United’s financial challenges alone are tricky. Its health plans that manage care for Medicare and Medicaid beneficiaries, in particular, could be facing big funding cuts due to Trump administration changes, said Jonathan Weiner, a health policy and management professor at the Johns Hopkins Bloomberg School of Public Health.
“This is not an easy time,” Weiner said.
The killing of Brian Thompson, who ran the massive UnitedHealthcare health insurance business nested within the parent company, unleashed a wave of public anger at the health insurance industry.
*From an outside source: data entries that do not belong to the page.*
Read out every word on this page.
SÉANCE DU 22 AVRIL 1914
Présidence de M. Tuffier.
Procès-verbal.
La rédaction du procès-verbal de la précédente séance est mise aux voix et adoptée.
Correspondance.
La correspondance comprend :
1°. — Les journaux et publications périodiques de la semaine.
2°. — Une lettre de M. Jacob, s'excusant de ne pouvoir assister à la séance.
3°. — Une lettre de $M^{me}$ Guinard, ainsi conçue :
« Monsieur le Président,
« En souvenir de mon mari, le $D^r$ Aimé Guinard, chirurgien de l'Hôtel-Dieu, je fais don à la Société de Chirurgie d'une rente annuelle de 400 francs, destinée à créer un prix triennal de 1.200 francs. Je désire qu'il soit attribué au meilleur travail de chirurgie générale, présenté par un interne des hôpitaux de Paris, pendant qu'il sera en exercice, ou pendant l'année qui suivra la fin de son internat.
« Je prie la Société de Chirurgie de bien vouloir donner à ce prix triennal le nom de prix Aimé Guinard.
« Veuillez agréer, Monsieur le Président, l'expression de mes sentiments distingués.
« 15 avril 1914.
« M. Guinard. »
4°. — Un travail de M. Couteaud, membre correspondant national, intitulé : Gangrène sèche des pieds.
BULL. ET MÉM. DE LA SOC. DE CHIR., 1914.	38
The ire has focused on United for two key reasons: its status as the nation’s largest health insurer and the limited availability of data about claims denials, leaving it open to interpretation.
Hemsley faces significant challenges, including the company’s internal culture in the wake of this hostility and its reputation among patients and health care providers, said Dr. Archelle Georgiou, UnitedHealth’s former chief medical officer who worked with Hemsley from the 1990s through 2007.
“I think that they have been tone deaf in the response to the marketplace’s anger at how challenging it is to work with United,” Georgiou said.
The company has used its strength to get what it wants in the market, thereby becoming hard to work with for patients and health care providers, she added. Negative perceptions have grown as “strength has turned into arrogance, and I think that gets in the way of innovation and collaboration.”